Springs Preserve
Las Vegas / Springs Preserve

Springs Preserve

Las Vegas's ecological and cultural heart, hiding in plain sight from the Strip.

🏛️ Sights & Landmarks🌿 Nature & Outdoors🎯 Activities & Experiences🎭 Arts & Entertainment$$
🌿 Relaxing👨‍👩‍👧 Family-friendly🎭 Cultural🗺 Off the beaten path

Springs Preserve is a 180-acre cultural and natural history attraction built on the site of the ancient springs that first made human settlement possible in the Las Vegas Valley. Long before the casinos, before Bugsy Siegel, before any of it, this spot was an oasis in the Mojave — a stopping point on the Old Spanish Trail, a watering hole for Native American communities, and eventually the reason the railroad came through at all. The springs themselves dried up in the 1960s due to groundwater depletion, but the preserve was developed by the Las Vegas Valley Water District and opened in 2007 as a way to tell the full story of this place and advocate for sustainable desert living.

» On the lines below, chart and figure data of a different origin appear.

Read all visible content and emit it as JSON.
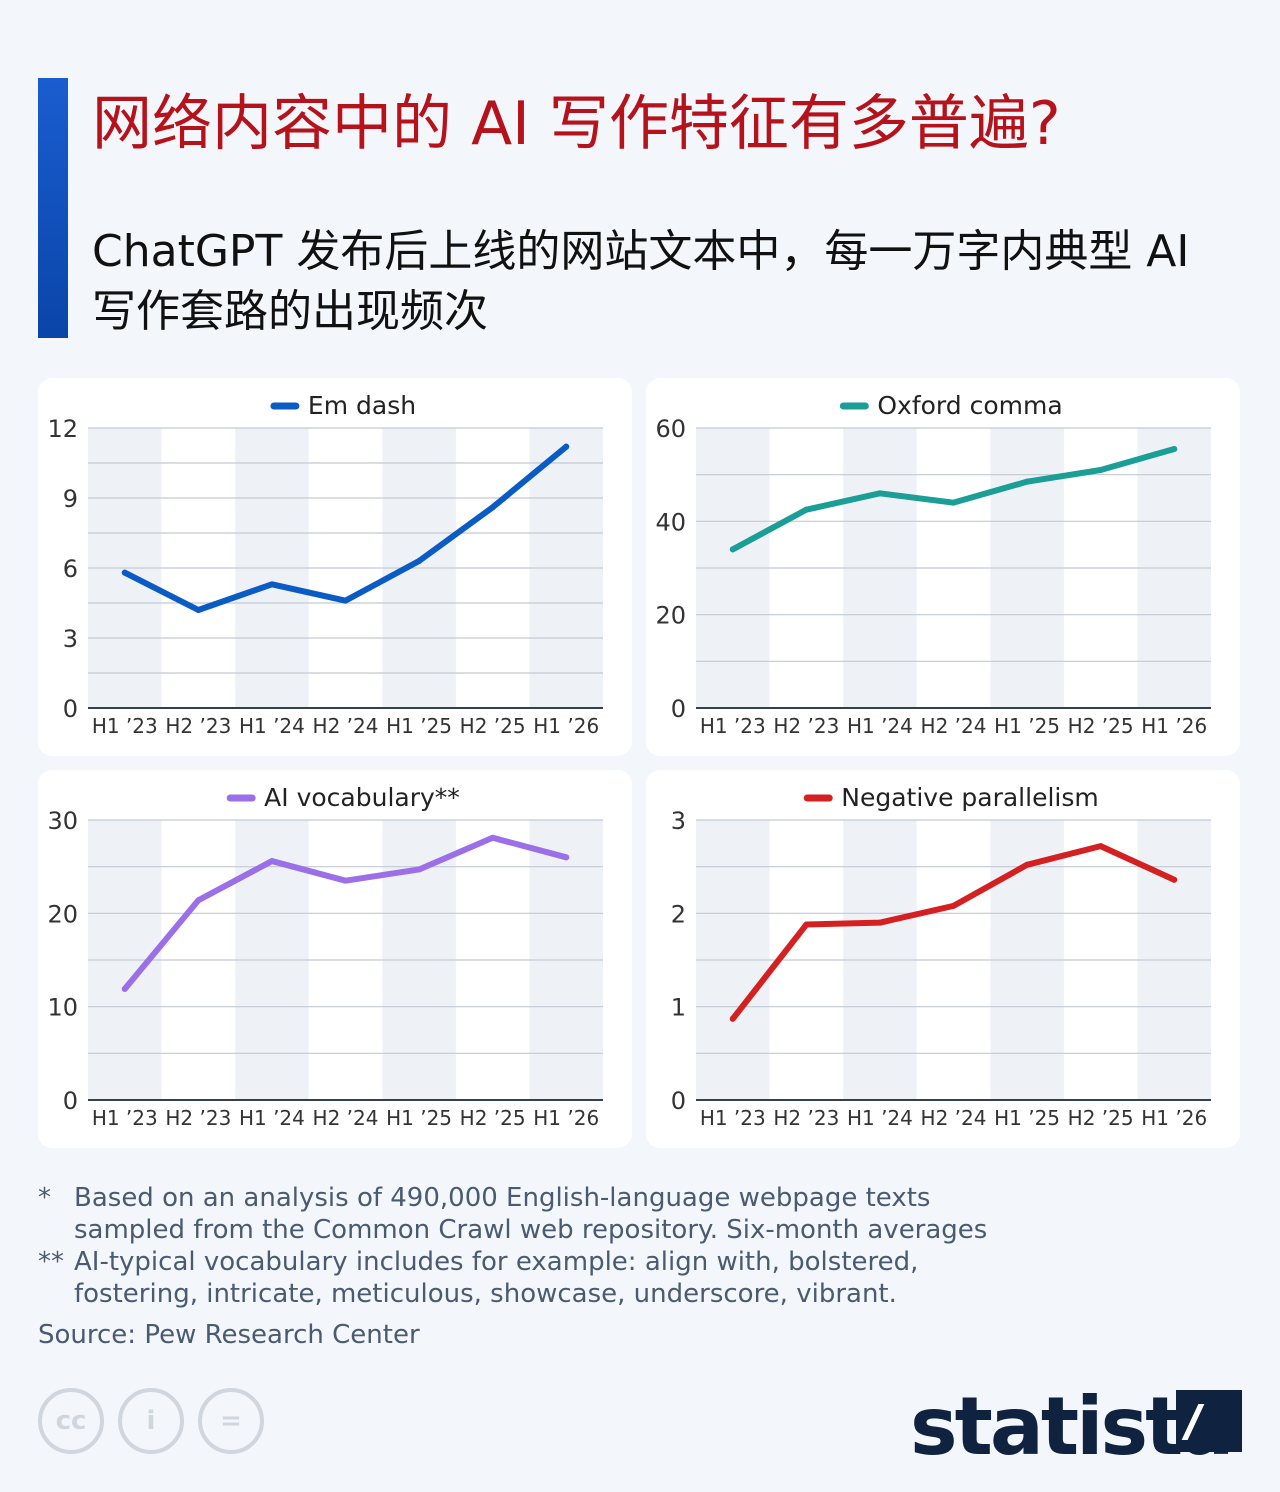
{
  "header": {
    "title": "网络内容中的 AI 写作特征有多普遍?",
    "subtitle": "ChatGPT 发布后上线的网站文本中，每一万字内典型 AI 写作套路的出现频次"
  },
  "chart_data": [
    {
      "type": "line",
      "name": "Em dash",
      "color": "#0a5bc4",
      "categories": [
        "H1 ’23",
        "H2 ’23",
        "H1 ’24",
        "H2 ’24",
        "H1 ’25",
        "H2 ’25",
        "H1 ’26"
      ],
      "values": [
        5.8,
        4.2,
        5.3,
        4.6,
        6.3,
        8.6,
        11.2
      ],
      "ylim": [
        0,
        12
      ],
      "yticks": [
        0,
        3,
        6,
        9,
        12
      ],
      "legend": "top-center"
    },
    {
      "type": "line",
      "name": "Oxford comma",
      "color": "#1a9e96",
      "categories": [
        "H1 ’23",
        "H2 ’23",
        "H1 ’24",
        "H2 ’24",
        "H1 ’25",
        "H2 ’25",
        "H1 ’26"
      ],
      "values": [
        34,
        42.5,
        46,
        44,
        48.5,
        51,
        55.5
      ],
      "ylim": [
        0,
        60
      ],
      "yticks": [
        0,
        20,
        40,
        60
      ],
      "legend": "top-center"
    },
    {
      "type": "line",
      "name": "AI vocabulary**",
      "color": "#9b6fe8",
      "categories": [
        "H1 ’23",
        "H2 ’23",
        "H1 ’24",
        "H2 ’24",
        "H1 ’25",
        "H2 ’25",
        "H1 ’26"
      ],
      "values": [
        11.9,
        21.4,
        25.6,
        23.5,
        24.7,
        28.1,
        26.0
      ],
      "ylim": [
        0,
        30
      ],
      "yticks": [
        0,
        10,
        20,
        30
      ],
      "legend": "top-center"
    },
    {
      "type": "line",
      "name": "Negative parallelism",
      "color": "#d42020",
      "categories": [
        "H1 ’23",
        "H2 ’23",
        "H1 ’24",
        "H2 ’24",
        "H1 ’25",
        "H2 ’25",
        "H1 ’26"
      ],
      "values": [
        0.87,
        1.88,
        1.9,
        2.08,
        2.52,
        2.72,
        2.36
      ],
      "ylim": [
        0,
        3
      ],
      "yticks": [
        0,
        1,
        2,
        3
      ],
      "legend": "top-center"
    }
  ],
  "notes": [
    {
      "mark": "*",
      "text": "Based on an analysis of 490,000 English-language webpage texts sampled from the Common Crawl web repository. Six-month averages"
    },
    {
      "mark": "**",
      "text": "AI-typical vocabulary includes for example: align with, bolstered, fostering, intricate, meticulous, showcase, underscore, vibrant."
    }
  ],
  "source": "Source: Pew Research Center",
  "license_icons": [
    {
      "icon": "cc-icon",
      "glyph": "cc"
    },
    {
      "icon": "attribution-icon",
      "glyph": "i"
    },
    {
      "icon": "no-derivatives-icon",
      "glyph": "="
    }
  ],
  "logo": "statista"
}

A visit here covers a lot of ground, both literally and figuratively. The preserve includes botanical gardens planted with native Mojave species, miles of walking trails through restored desert habitat, and a cluster of LEED-platinum buildings housing rotating natural history exhibits, the Nevada State Museum, and the Origen Museum — which focuses specifically on the ecology and history of the Las Vegas Valley. There are live animal exhibits, a butterfly habitat, a working demonstration garden showing how to garden sustainably in the desert, and regular programming for kids. The architecture itself is worth noting: the main buildings were designed to look like they were carved from the desert floor.

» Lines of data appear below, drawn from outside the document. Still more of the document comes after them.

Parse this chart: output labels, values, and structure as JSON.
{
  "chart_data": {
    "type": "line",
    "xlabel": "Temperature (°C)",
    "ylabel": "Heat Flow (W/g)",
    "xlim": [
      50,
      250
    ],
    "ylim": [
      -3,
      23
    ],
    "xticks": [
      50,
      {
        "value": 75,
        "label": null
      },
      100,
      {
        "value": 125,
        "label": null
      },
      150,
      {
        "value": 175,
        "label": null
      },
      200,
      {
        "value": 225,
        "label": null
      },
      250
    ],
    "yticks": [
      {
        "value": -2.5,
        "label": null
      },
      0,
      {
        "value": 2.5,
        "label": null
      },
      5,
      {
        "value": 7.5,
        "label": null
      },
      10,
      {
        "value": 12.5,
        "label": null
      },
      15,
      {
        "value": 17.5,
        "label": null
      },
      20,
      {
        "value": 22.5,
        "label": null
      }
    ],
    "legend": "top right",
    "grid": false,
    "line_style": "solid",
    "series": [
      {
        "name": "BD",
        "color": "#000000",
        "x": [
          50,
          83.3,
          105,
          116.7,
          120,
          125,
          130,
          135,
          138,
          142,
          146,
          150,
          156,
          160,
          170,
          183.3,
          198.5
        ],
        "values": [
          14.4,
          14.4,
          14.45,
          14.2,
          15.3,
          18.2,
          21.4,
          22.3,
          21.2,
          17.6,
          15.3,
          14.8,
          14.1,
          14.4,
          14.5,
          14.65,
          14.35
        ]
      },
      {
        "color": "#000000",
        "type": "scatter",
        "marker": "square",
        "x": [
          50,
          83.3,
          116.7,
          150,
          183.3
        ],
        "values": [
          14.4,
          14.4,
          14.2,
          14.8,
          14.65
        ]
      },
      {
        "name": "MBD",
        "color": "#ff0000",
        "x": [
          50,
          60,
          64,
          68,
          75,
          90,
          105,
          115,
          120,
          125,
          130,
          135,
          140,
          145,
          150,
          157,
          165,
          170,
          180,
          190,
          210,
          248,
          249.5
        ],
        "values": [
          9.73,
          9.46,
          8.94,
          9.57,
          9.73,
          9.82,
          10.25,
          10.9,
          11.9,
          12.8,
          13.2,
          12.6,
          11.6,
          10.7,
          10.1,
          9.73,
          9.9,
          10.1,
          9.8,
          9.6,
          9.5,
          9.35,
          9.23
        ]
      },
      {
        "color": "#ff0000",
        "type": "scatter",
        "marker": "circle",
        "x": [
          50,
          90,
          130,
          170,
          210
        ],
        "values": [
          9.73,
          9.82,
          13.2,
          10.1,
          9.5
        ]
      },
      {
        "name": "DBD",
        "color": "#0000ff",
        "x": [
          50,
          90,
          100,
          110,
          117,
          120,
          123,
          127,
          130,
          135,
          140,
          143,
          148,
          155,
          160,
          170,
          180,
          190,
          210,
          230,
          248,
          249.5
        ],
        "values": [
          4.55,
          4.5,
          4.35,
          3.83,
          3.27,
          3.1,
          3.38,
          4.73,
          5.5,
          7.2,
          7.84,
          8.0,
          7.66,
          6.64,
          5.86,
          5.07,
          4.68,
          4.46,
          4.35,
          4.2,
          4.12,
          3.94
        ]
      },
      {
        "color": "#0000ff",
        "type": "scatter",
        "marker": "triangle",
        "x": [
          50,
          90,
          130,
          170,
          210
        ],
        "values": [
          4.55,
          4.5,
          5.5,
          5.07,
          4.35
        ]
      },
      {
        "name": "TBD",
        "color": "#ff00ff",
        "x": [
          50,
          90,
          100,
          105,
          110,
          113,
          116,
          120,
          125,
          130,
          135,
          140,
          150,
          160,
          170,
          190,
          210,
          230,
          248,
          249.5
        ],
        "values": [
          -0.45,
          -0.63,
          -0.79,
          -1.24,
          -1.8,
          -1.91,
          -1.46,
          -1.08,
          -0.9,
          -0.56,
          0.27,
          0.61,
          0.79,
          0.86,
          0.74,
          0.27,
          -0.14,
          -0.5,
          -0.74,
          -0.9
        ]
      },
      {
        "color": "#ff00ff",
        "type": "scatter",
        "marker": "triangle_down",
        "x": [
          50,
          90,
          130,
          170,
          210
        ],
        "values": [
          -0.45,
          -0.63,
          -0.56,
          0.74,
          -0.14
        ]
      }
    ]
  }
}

The preserve sits just west of downtown Las Vegas, about ten minutes from the Strip but a world away in atmosphere. It's genuinely one of the most undervisited worthwhile attractions in the city — locals love it, tourists mostly skip it, and that's a shame. If you're traveling with kids, or you're simply curious about what Las Vegas actually is beneath the neon, this place delivers. Check the schedule before you go since hours have varied and some exhibits have specific operating windows.

Local Tips

  1. 1

    The Nevada State Museum is included with general admission and is a genuinely excellent natural history museum — don't blow past it on the way to the trails.

  2. 2

    Parking is free and plentiful, which feels almost surreal for a legitimate Las Vegas attraction.

  3. 3

    The preserve occasionally hosts evening events and seasonal festivals — the holiday lights event in December draws big local crowds and is worth timing a visit around if you're here in winter.

  4. 4

    Tuesday and Wednesday closures catch a lot of visitors off guard — always double-check hours before making the drive, as they've shifted over the years.

When to Go

Best times
October to April

Desert temperatures are comfortable for walking the outdoor trails and gardens — this is the ideal window to spend real time outside on the grounds.

Spring (March to May)

Desert wildflowers and fresh growth make the botanical gardens particularly rewarding, and temperatures are ideal for the trails.

Try to avoid
June to August

Las Vegas summer heat regularly exceeds 110°F. The outdoor portions of the preserve become genuinely unpleasant by mid-morning — arrive right at opening or focus on indoor exhibits.

Why Visit

01

It tells the real story of Las Vegas — the ecology, Indigenous history, and geology that existed long before the casinos — in an engaging, hands-on way.

02

The desert botanical gardens and walking trails offer a genuine Mojave nature experience that's rare to find this close to a major city center.

03

It's one of the few genuinely great family attractions in Las Vegas that has nothing to do with gambling, shows, or the Strip — and it holds up for adults too.